Researchers develop smartphone-powered emergency alert system
A team of computer science researchers at the University of Alabama at Birmingham have created and tested a new, Bluetooth-based system for disseminating emergency messages in an urban environment.
Led by Ragib Hasan, Ph.D., associate professor and researcher in the College of Arts and Sciences' Department of Computer Science, the team wanted to fix inefficiencies in how emergency or hazard messages are disseminated. The messages are usually sent to the public through broadcast media or physical signs.
According to the study, 96 percent of adults in the United States own smartphones; but as of Aug. 8, 2016, only 387 wireless emergency alerts were sent by state or local governments —compared to 2 million alerts sent by the National Weather Service.
"During natural disasters, many of our communication infrastructures break down due to power or phone network outages," Hasan said. "Disseminating emergency management information to people and informing them of dangers or evacuation routes is difficult. Our system, InSight, can work during disasters—even in the absence of power, GPS and phone networks—to disseminate alerts and save lives."
InSight was designed to be a beacon easily deployable by first responders with minimal cost that will accurately detect users approaching a hazard sight. The product is composed of a mobile app, the beacons, and a backend server to compute and disseminate the signals that can be received without a connection to the internet. The beacons are inexpensive and easy to deploy during disasters—a first responder can simply throw them into specific locations from a car to quickly mark hazards or evacuation routes.
The beacons were tested in three different emergency situations: a construction site, a traffic intersection and an evacuation route. They were deployed on foot and thrown from a car, both methods being completed in under seven minutes. Results indicated that, when users were on foot or a bike, they received alerts while less than 200 feet away from the beacon.
"Our experiments show the feasibility of deploying the beacons in real-life emergency scenarios," Hasan said. "The long range of the signal ensures that users can get notified of the hazard from a safe distance. It also works during storm, rain or darkness, when visibility is limited. The current warning methods require either a visible sign or a working phone or communication network—neither of which may be useful in such disaster scenarios."
InSight was presented by Hasan and his team at the Institute of Electrical and Electronics Engineers' 2021 Consumer Communications and Networking Conference, the world's largest tradeshow for consumer technology.
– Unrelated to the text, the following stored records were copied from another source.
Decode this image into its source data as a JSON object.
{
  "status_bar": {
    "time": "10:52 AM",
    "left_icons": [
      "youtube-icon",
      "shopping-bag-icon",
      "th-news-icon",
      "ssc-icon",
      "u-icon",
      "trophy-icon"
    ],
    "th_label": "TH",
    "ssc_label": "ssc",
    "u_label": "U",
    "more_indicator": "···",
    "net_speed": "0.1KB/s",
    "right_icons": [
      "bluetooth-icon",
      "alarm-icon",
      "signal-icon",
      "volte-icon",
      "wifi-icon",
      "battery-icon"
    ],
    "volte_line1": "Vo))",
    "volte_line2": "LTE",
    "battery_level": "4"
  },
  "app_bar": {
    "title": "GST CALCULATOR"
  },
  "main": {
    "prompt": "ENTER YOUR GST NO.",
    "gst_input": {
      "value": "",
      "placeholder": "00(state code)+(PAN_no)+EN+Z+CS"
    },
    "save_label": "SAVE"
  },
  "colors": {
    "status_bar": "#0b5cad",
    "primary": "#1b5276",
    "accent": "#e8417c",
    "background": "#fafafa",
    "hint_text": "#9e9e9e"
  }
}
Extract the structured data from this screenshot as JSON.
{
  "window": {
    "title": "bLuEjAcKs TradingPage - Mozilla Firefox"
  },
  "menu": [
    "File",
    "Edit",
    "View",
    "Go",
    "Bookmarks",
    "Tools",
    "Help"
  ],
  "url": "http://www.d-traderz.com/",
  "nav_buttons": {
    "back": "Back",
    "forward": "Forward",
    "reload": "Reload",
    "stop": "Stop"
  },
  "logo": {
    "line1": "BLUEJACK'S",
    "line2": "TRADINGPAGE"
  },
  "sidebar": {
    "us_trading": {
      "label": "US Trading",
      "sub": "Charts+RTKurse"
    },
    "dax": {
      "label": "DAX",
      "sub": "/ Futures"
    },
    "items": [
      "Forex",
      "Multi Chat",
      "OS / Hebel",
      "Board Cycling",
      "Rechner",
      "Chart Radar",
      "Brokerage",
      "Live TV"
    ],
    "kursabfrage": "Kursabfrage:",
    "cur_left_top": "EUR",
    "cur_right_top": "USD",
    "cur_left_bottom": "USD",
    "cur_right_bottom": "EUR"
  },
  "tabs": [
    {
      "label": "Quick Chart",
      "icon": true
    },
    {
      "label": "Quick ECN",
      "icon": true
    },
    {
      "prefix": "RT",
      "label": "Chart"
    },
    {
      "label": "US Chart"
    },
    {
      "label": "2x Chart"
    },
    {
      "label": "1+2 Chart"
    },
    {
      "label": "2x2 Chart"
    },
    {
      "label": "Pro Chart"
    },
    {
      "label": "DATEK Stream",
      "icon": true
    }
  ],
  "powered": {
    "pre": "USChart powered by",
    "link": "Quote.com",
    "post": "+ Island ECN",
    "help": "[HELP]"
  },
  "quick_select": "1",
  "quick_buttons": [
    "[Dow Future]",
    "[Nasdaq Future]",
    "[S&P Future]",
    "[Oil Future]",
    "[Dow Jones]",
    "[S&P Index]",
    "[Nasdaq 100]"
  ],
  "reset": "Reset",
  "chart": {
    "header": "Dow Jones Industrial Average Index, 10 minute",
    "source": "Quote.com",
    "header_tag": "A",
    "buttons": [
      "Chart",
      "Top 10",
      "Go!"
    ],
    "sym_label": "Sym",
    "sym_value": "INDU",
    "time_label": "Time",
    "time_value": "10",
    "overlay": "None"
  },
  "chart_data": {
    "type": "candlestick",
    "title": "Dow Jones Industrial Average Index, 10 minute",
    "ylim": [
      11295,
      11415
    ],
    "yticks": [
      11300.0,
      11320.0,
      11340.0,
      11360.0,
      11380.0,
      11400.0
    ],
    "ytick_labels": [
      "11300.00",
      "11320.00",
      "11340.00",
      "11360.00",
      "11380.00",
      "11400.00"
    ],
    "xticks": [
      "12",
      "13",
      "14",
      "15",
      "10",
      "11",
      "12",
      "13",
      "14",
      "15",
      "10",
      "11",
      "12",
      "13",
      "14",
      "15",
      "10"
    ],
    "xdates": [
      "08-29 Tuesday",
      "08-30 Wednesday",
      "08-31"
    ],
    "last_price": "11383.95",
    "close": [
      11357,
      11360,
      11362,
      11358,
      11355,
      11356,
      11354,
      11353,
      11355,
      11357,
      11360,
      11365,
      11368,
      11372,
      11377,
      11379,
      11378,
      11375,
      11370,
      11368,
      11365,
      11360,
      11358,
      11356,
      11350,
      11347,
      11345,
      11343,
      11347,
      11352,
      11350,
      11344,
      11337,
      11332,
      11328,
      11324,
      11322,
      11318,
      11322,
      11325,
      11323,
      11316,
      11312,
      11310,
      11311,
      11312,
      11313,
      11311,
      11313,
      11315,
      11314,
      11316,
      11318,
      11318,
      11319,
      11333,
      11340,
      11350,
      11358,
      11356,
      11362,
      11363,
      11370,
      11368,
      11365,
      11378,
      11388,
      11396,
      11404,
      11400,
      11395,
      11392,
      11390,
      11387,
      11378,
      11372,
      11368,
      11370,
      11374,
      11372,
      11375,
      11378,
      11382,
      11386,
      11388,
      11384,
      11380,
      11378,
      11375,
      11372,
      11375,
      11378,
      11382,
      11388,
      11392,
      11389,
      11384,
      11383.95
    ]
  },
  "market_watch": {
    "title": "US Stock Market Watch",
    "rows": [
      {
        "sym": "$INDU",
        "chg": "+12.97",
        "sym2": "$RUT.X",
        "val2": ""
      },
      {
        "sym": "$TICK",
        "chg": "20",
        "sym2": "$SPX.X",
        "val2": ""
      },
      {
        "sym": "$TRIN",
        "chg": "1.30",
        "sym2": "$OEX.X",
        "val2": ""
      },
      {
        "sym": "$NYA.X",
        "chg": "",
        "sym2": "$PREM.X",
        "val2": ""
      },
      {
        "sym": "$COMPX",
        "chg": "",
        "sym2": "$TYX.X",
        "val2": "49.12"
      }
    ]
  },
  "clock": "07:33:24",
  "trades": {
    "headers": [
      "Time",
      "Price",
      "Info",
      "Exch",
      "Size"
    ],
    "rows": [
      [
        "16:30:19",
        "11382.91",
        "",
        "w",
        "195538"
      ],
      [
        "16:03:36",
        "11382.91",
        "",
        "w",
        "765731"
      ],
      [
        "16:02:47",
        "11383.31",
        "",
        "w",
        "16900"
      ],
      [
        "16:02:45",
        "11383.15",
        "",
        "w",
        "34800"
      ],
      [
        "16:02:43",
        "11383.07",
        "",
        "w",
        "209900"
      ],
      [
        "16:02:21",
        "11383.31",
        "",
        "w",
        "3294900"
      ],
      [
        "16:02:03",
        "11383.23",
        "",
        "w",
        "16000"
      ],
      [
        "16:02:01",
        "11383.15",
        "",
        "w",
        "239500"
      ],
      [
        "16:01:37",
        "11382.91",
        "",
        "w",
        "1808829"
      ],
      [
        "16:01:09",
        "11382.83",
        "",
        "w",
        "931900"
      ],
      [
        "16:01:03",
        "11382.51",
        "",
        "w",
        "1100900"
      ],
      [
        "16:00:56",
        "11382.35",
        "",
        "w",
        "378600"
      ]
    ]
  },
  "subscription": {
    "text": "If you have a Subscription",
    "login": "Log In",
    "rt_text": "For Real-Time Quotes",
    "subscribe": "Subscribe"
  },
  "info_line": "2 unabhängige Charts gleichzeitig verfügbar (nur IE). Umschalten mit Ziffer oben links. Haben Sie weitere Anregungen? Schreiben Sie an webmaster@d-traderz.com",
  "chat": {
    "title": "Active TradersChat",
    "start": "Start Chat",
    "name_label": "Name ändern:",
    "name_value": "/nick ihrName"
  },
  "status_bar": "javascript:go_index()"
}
The project was funded in part by a grant from the National Science Foundation.
Working with Hasan were Tanveer Islam, Ph.D., the chair of the Department of Emergency Management at Jacksonville State University, and Raiful Hasan, a UAB Ph.D. student working under Hasan's supervision at the UAB SECuRE and Trustworthy Computing, or SECRET, Lab.
"I believe that InSight is both timely and vital in saving human lives during disasters—recent snowstorms and tornado events show how our traditional infrastructure can easily break down, costing precious lives," Hasan said. "Our collaboration with JSU enables the use of computer science technology to solve emergency management problems that have a high impact on society and human lives."